I would like to know if there is a way to have as output a single file where each column has some computation numbers taken from multiple files. My input is:
@SRR1544694.1 Run0199_AC237YACXX_L2_T1101_C27 length=52
AGTAAAGGGACTCGGTCTCCTTCCATTGGAGGTTGTTTTCTAGGCTCAACAC
+SRR1544694.1 Run0199_AC237YACXX_L2_T1101_C27 length=52
?;=ADDDDF@C3ACE:E?FED+CF>AABGFFB:?10?:BDDFB?@3BFFEEF
@SRR1544694.2 Run0199_AC237YACXX_L2_T1101_C28 length=52
TTGATAGGGGAGATGCTAGCAAAAAGGTGTACTTCTCAGCGGAGCAGAAAGA
+SRR1544694.2 Run0199_AC237YACXX_L2_T1101_C28 length=52
CCCFFFFFHHHHHIHIGHIIIGGIHII?DGHIIIIIIEHCHIIIIIIHIHHI
@SRR1544694.3 Run0199_AC237YACXX_L2_T1101_C54 length=52
TTTTTGGGGGGGAATTCTCTTGCTTCAACAATAACGTCTCTTTCAGAAGGCA
The aim is to count the percentage of G and C elements in the lines in the ATGC lines (second row and every 4 rows).
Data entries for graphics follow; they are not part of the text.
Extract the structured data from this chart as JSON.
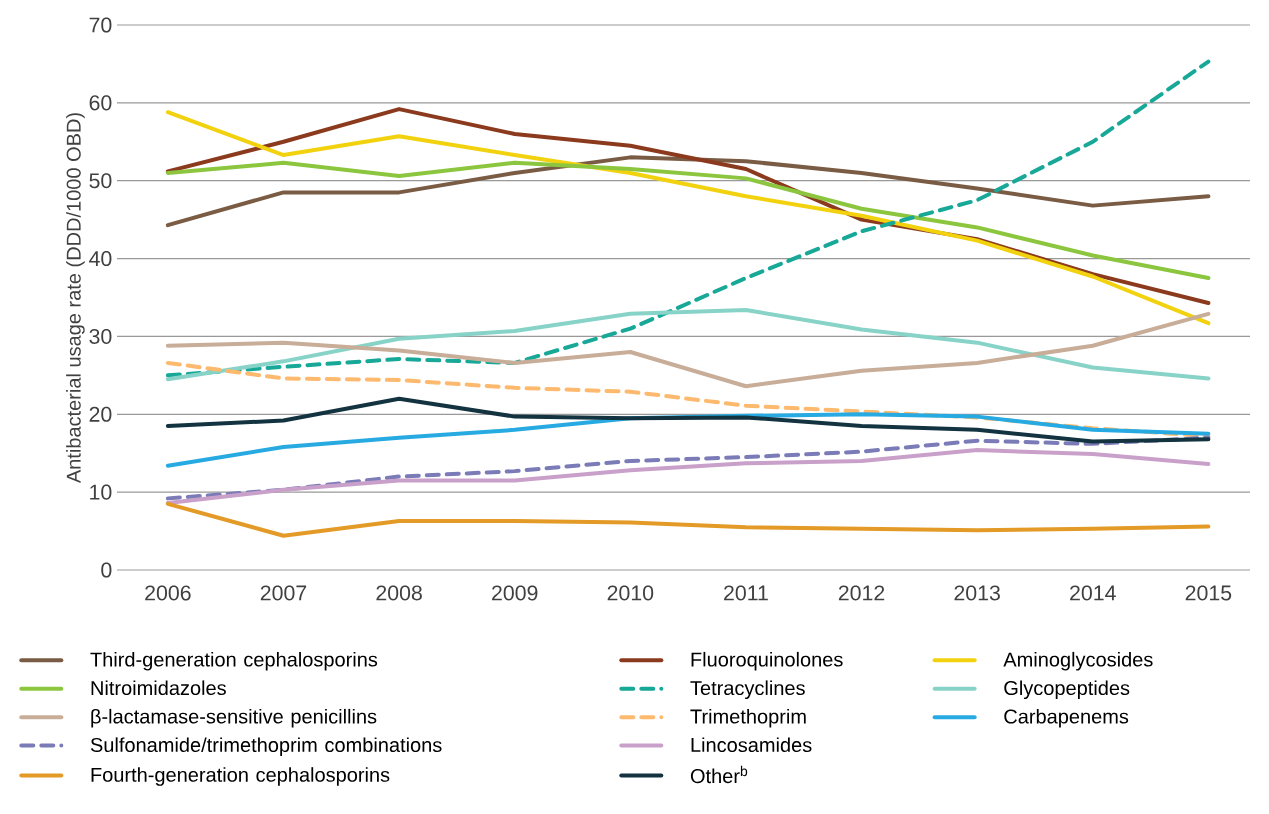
{
  "chart_data": {
    "type": "line",
    "ylabel": "Antibacterial usage rate (DDD/1000 OBD)",
    "categories": [
      "2006",
      "2007",
      "2008",
      "2009",
      "2010",
      "2011",
      "2012",
      "2013",
      "2014",
      "2015"
    ],
    "ylim": [
      0,
      70
    ],
    "yticks": [
      0,
      10,
      20,
      30,
      40,
      50,
      60,
      70
    ],
    "grid": "y",
    "legend": "bottom",
    "series": [
      {
        "name": "Third-generation cephalosporins",
        "color": "#7a5c44",
        "values": [
          44.3,
          48.5,
          48.5,
          51,
          53,
          52.5,
          51,
          49,
          46.8,
          48
        ]
      },
      {
        "name": "Nitroimidazoles",
        "color": "#8cc63f",
        "values": [
          51,
          52.3,
          50.6,
          52.3,
          51.5,
          50.3,
          46.4,
          44,
          40.4,
          37.5
        ]
      },
      {
        "name": "β-lactamase-sensitive penicillins",
        "color": "#c8ad99",
        "values": [
          28.8,
          29.2,
          28.2,
          26.6,
          28,
          23.6,
          25.6,
          26.6,
          28.8,
          32.9
        ]
      },
      {
        "name": "Sulfonamide/trimethoprim combinations",
        "color": "#7b7bb8",
        "line_style": "dashed",
        "values": [
          9.2,
          10.3,
          12,
          12.7,
          14,
          14.5,
          15.2,
          16.6,
          16.2,
          17
        ]
      },
      {
        "name": "Fourth-generation cephalosporins",
        "color": "#e39a27",
        "values": [
          8.5,
          4.4,
          6.3,
          6.3,
          6.1,
          5.5,
          5.3,
          5.1,
          5.3,
          5.6
        ]
      },
      {
        "name": "Fluoroquinolones",
        "color": "#8b3a1e",
        "values": [
          51.2,
          55,
          59.2,
          56,
          54.5,
          51.5,
          45,
          42.5,
          38,
          34.3
        ]
      },
      {
        "name": "Tetracyclines",
        "color": "#17a898",
        "line_style": "dashed",
        "values": [
          25,
          26.1,
          27.1,
          26.6,
          31,
          37.5,
          43.5,
          47.5,
          55,
          65.3
        ]
      },
      {
        "name": "Trimethoprim",
        "color": "#fdb96e",
        "line_style": "dashed",
        "values": [
          26.6,
          24.6,
          24.4,
          23.4,
          22.9,
          21.1,
          null,
          19.6,
          18.2,
          17.2
        ]
      },
      {
        "name": "Lincosamides",
        "color": "#c9a0c9",
        "values": [
          8.6,
          10.3,
          11.5,
          11.5,
          12.8,
          13.7,
          14,
          15.4,
          14.9,
          13.6
        ]
      },
      {
        "name": "Other$^{b}$",
        "color": "#12333f",
        "values": [
          18.5,
          19.2,
          22,
          19.7,
          19.5,
          19.6,
          18.5,
          18,
          16.5,
          16.8
        ]
      },
      {
        "name": "Aminoglycosides",
        "color": "#f2d20f",
        "values": [
          58.8,
          53.3,
          55.7,
          53.3,
          51,
          48,
          45.5,
          42.3,
          37.7,
          31.7
        ]
      },
      {
        "name": "Glycopeptides",
        "color": "#88d3c8",
        "values": [
          24.5,
          26.8,
          29.7,
          30.7,
          32.9,
          33.4,
          30.9,
          29.2,
          26,
          24.6
        ]
      },
      {
        "name": "Carbapenems",
        "color": "#27aae1",
        "values": [
          13.4,
          15.8,
          17,
          18,
          19.5,
          19.8,
          20,
          19.7,
          18,
          17.5
        ]
      }
    ]
  }
}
The real files will have millions of lines. The expected output should be:
File1 File2
48.0769 48.0769
46.1538 46.1538
42.3077 42.3077
32.6923 32.6923
51.9231 51.9231
42.3077 42.3077
I have tried the code below. It outputs the calculations done in specific lines, to a single file matching each original file. If the output is not defined, it will print a single column.
awk '
FNR==1{ # first record of an input file?
if(o)close(o); # was previous output file? close it
o=FILENAME;sub(/\.fastq/,"_sorted.txt",o) # new output file name
}
{
if(NR%4==2){n=length($1); gc=gsub("[gcGC]", "", $1); print gc/n*100 >o}
}
' *.fastq
I would like to know if there is a way, using awk (especially to learn the tool) to have all the calculations in a single file, column separated.